Des risques sur la santé

Cette évolution des consommations a été accompagnée d’une augmentation du nombre de signalements d’effets sanitaires graves. Le premier risque est l’asphyxie par manque d’oxygène. Sont aussi décrits notamment des brûlures par le froid du gaz lorsqu’il est expulsé de la cartouche, des pertes de connaissance, des vertiges, un risque de chute important, de désorientation et d’accidentologie. Tous ces effets peuvent apparaître juste après l’inhalation.
En cas d’utilisation répétée ou de prise de fortes doses, des atteintes neurologiques peuvent survenir, dont des cas graves avec atteintes du système nerveux central et de la moelle épinière pouvant entraîner des conséquences irréversibles. L’arrêt des consommations et un diagnostic immédiat, avec une prise en charge thérapeutique en neurologie, peuvent limiter les risques. Tout signe neurologique après une inhalation doit conduire à une consultation la plus rapide possible. D’autres conséquences cliniques, notamment psychiatriques et cardiaques, ont été rapportées à la suite d’une consommation de protoxyde d’azote.
Enfin, il existe des cas de troubles de l’usage et de dépendance. Les fréquences et les quantités consommées demeurent variables mais aujourd’hui certains sujets consomment jusqu’à plusieurs centaines de cartouches par jour.

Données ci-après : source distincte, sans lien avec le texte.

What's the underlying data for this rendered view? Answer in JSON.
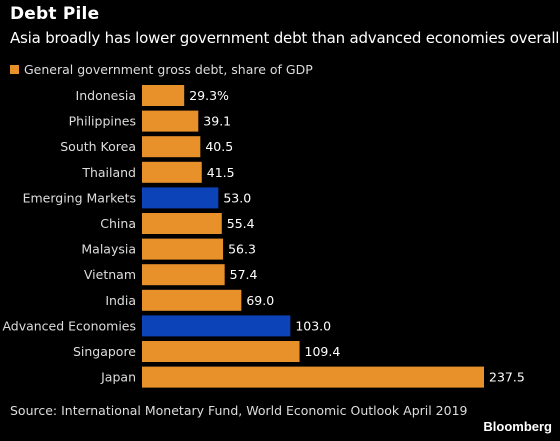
{
  "title": "Debt Pile",
  "subtitle": "Asia broadly has lower government debt than advanced economies overall",
  "source": "Source: International Monetary Fund, World Economic Outlook April 2019",
  "brand": "Bloomberg",
  "colors": {
    "background": "#000000",
    "default_bar": "#e8912b",
    "highlight_bar": "#0d43b8",
    "text": "#ffffff"
  },
  "chart_data": {
    "type": "bar",
    "orientation": "horizontal",
    "title": "Debt Pile",
    "subtitle": "Asia broadly has lower government debt than advanced economies overall",
    "series": [
      {
        "name": "General government gross debt, share of GDP",
        "values": [
          29.3,
          39.1,
          40.5,
          41.5,
          53.0,
          55.4,
          56.3,
          57.4,
          69.0,
          103.0,
          109.4,
          237.5
        ]
      }
    ],
    "categories": [
      "Indonesia",
      "Philippines",
      "South Korea",
      "Thailand",
      "Emerging Markets",
      "China",
      "Malaysia",
      "Vietnam",
      "India",
      "Advanced Economies",
      "Singapore",
      "Japan"
    ],
    "value_labels": [
      "29.3%",
      "39.1",
      "40.5",
      "41.5",
      "53.0",
      "55.4",
      "56.3",
      "57.4",
      "69.0",
      "103.0",
      "109.4",
      "237.5"
    ],
    "highlighted": [
      "Emerging Markets",
      "Advanced Economies"
    ],
    "xlim": [
      0,
      237.5
    ],
    "xlabel": "",
    "ylabel": "",
    "grid": false,
    "legend_position": "top-left"
  }
}
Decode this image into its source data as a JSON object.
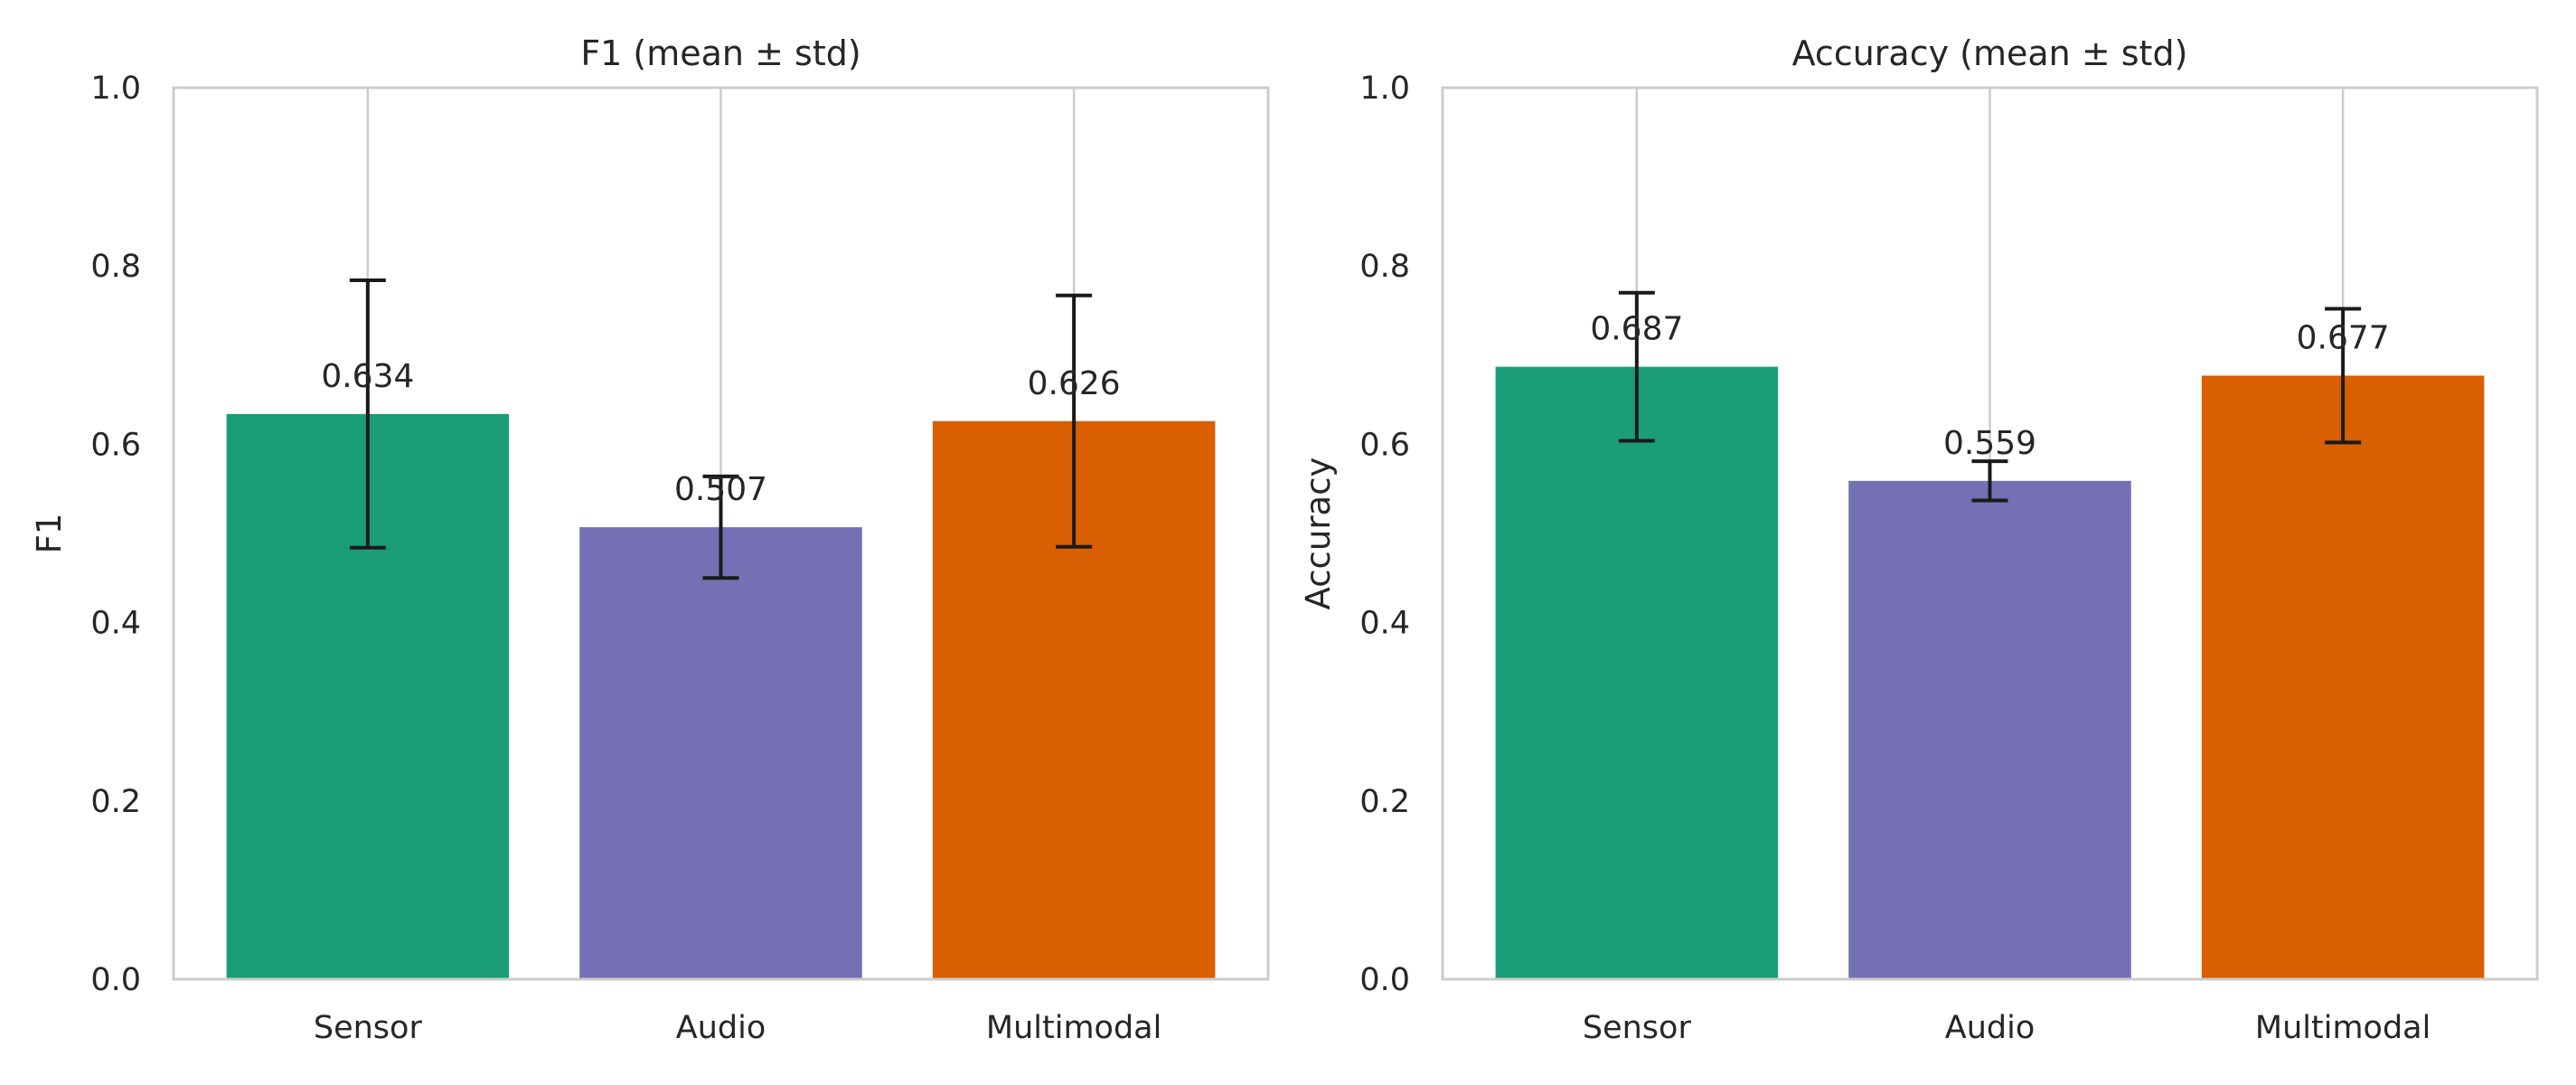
{
  "chart_data": [
    {
      "type": "bar",
      "title": "F1 (mean ± std)",
      "xlabel": "",
      "ylabel": "F1",
      "ylim": [
        0,
        1.0
      ],
      "yticks": [
        "0.0",
        "0.2",
        "0.4",
        "0.6",
        "0.8",
        "1.0"
      ],
      "grid": "vertical",
      "categories": [
        "Sensor",
        "Audio",
        "Multimodal"
      ],
      "values": [
        0.634,
        0.507,
        0.626
      ],
      "std": [
        0.15,
        0.057,
        0.141
      ],
      "value_labels": [
        "0.634",
        "0.507",
        "0.626"
      ],
      "colors": [
        "#1b9e77",
        "#7570b3",
        "#d95f02"
      ]
    },
    {
      "type": "bar",
      "title": "Accuracy (mean ± std)",
      "xlabel": "",
      "ylabel": "Accuracy",
      "ylim": [
        0,
        1.0
      ],
      "yticks": [
        "0.0",
        "0.2",
        "0.4",
        "0.6",
        "0.8",
        "1.0"
      ],
      "grid": "vertical",
      "categories": [
        "Sensor",
        "Audio",
        "Multimodal"
      ],
      "values": [
        0.687,
        0.559,
        0.677
      ],
      "std": [
        0.083,
        0.022,
        0.075
      ],
      "value_labels": [
        "0.687",
        "0.559",
        "0.677"
      ],
      "colors": [
        "#1b9e77",
        "#7570b3",
        "#d95f02"
      ]
    }
  ]
}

Une surveillance d’addictovigilance rapprochée

Les centres d’addictovigilance, au sein desquels travaillent des pharmacologues médicaux, dont les missions sont coordonnées par l’Agence nationale de sécurité du médicament et des produits de santé (ANSM) ont pour mission de recueillir les cas et d’évaluer le potentiel d’abus et de dépendance des substances, afin de prévenir le risque en santé publique. Ils alertent depuis plusieurs années sur détournement du protoxyde d’azote.
La loi n°2021-695 du 1er juin 2021 tendant à prévenir les usages dangereux du protoxyde d’azote établit un cadre protecteur en prévoyant «l’interdiction de vendre ou d’offrir du protoxyde d’azote aux mineurs, quel que soit le conditionnement, dans tous les commerces, les lieux publics et sur Internet». Il reste toutefois important de sensibiliser tous les professionnels de santé concernés par ce phénomène ainsi que les associations d’usagers afin d’optimiser l’information, la prévention, le repérage et la prise en charge des sujets.
Devançant la loi, un certain nombre de municipalités ont pris des arrêtés, comme celui du 12 octobre 2020 à Limeil-Brévannes, pour interdire la vente du protoxyde d’azote aux mineurs et sa détention ou consommation sur l’espace public.